The relief on the outside wall of the museum
The museum is located off Interstate 80 a couple miles. There are signs off the highway. It's a smaller building. There's that relief of Feller in his playing days on the outside wall. Inside there are two large rooms marking Feller's baseball career and his Navy career.

The Navy display includes photos of Feller in his service uniform and other photos and memorabilia from the war. There's a write-up titled Bob Feller in the Military. You should be able to click on the photo above and read it up close. It has an account of Feller's trip to Chicago, hearing of the attack on the radio.

Among the pictures is one of his bunk on the U.S.S. Alabama. There is also the cap Feller wore on the ship. Feller started wearing the khaki cap on the ship, the museum card read, and everyone else then wanted one. The cap, however, wasn't official Navy dress.

Feller participated in a total of five major campaigns and won eight battle stars, according to the write-up. The write-up also notes that Feller was able to keep his baseball skills sharp, playing whenever the Alabama was in port.

"It was a war that had to be won," Feller told ESPN's Page 2 in November 2009. "I needed to join the Navy. If you ask the people in Europe who won World War II, they don't say the Allies, they say the United States won the war and saved the world."
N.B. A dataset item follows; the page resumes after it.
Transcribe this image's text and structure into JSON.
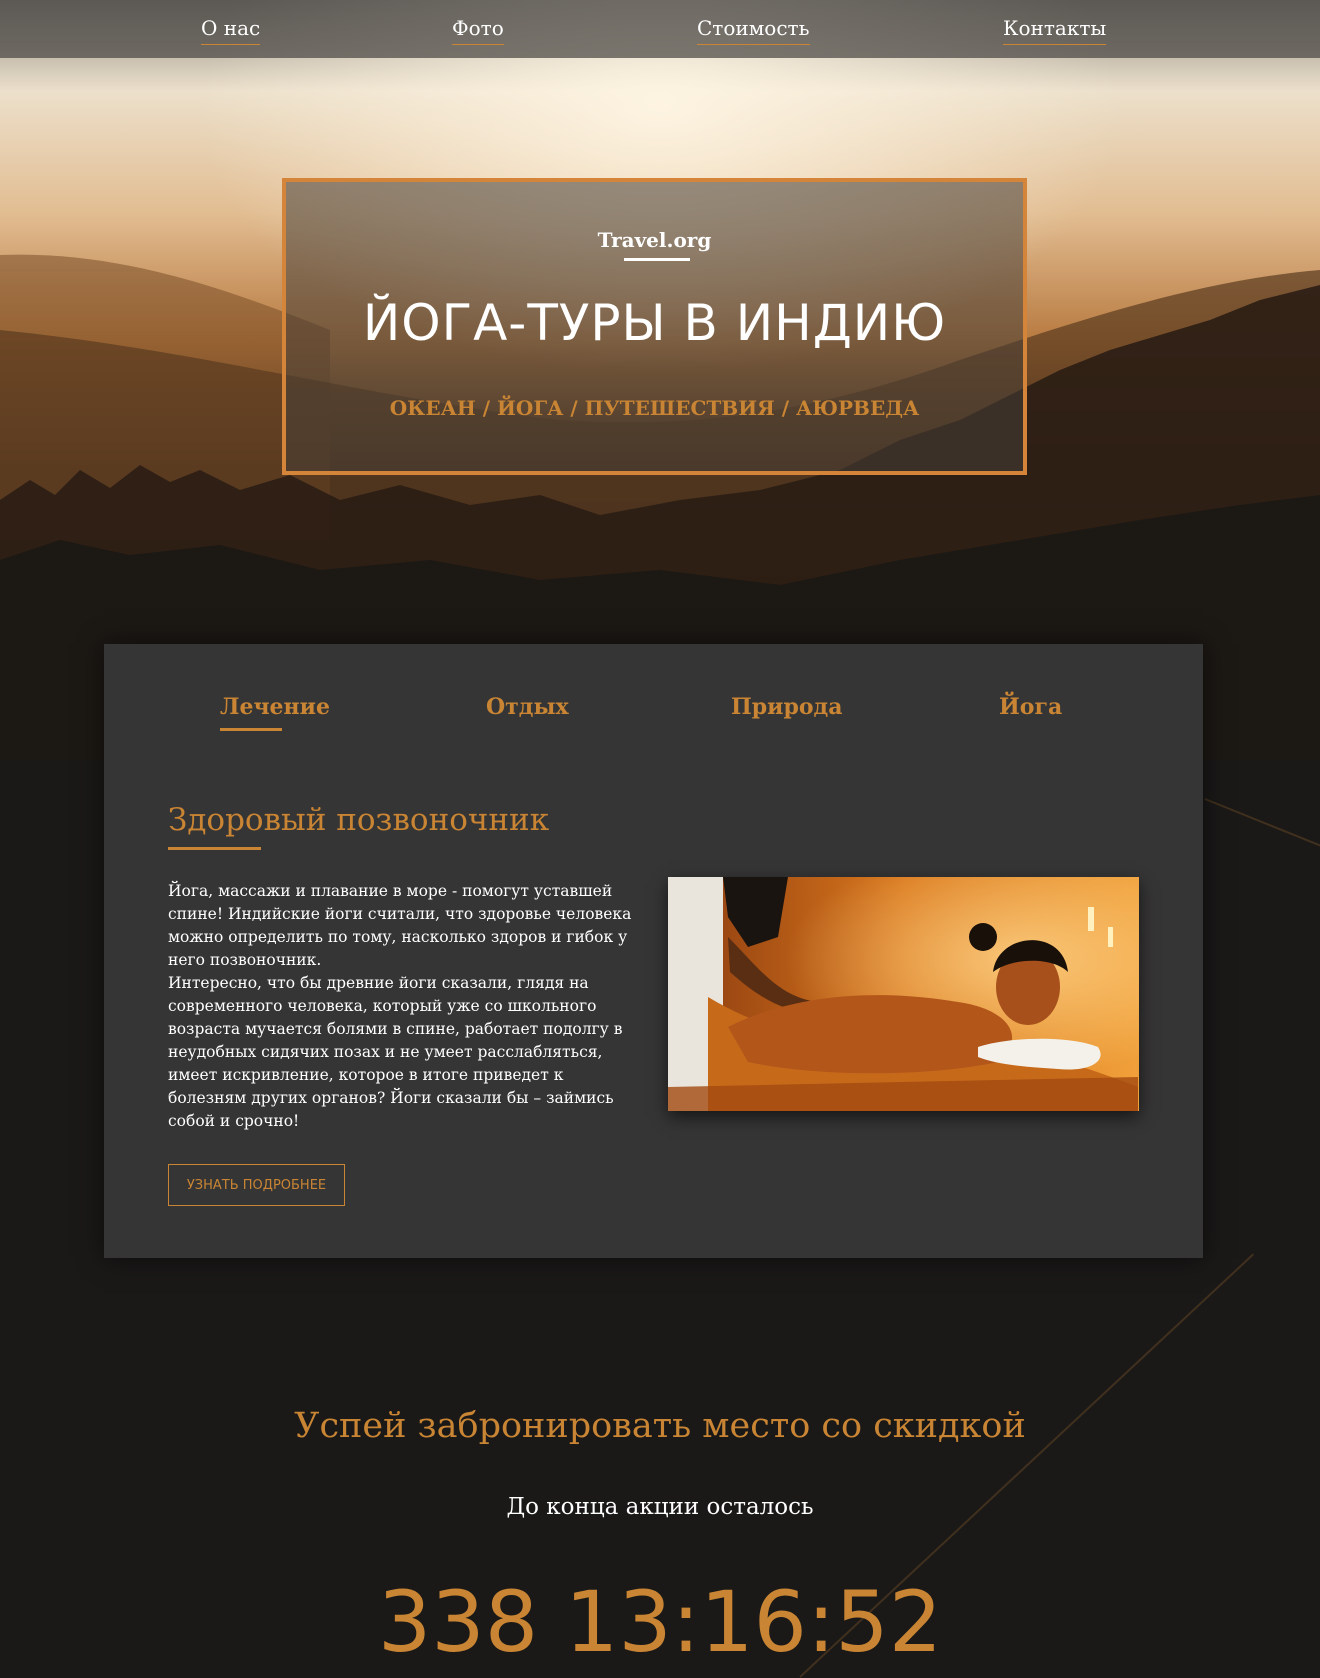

Leading up to the war, Feller had pitched three straight seasons getting no fewer than 24 wins in a season. He picked right up after the war, getting no fewer than 19 in a season in his first three years back.

The home plate from Feller's third no-hitter

There are displays on his three no-hitters, including cups awarded to him after the feats. There's also a photo from his opening day no-hitter, the only one on opening day in baseball history. Then there's memorabilia from his high school days, including his varsity letter and a baseball signed by both Feller and his father.

The Babe Ruth bat. To the right is the no-hitter case. Behind the bat is a case honoring Feller's service in the Navy.

Also housed at the museum is something related to Feller only because it was something he lent. It's also literally a centerpiece of sorts, displayed prominently in the center of one of the two rooms.

It's the bat used by Babe Ruth in his final appearance at Yankee Stadium on June 13, 1948. It was Feller's bat in the famous photo of that day, the deteriorating Sultan of Swat having to use the bat almost as a cane.

"It might not be the most famous bat," Feller said in an article on the bat's return in 2001, an article accompanying the display, "but it ranks right up there with the pine tar bat of George Brett."

There's also a lot of other stuff there in the museum and in the gift shop. I picked up this plaque in the gift shop with the many different Feller baseball cards.

The display on Feller and Ted Williams

One last thing about the museum. There was also this photo display of Feller and another Hall of Fame baseball veteran, World Wrar II and Korea veteran Ted Williams. The two are pictured together at Des Moines' Sec Taylor Stadium in September 1993.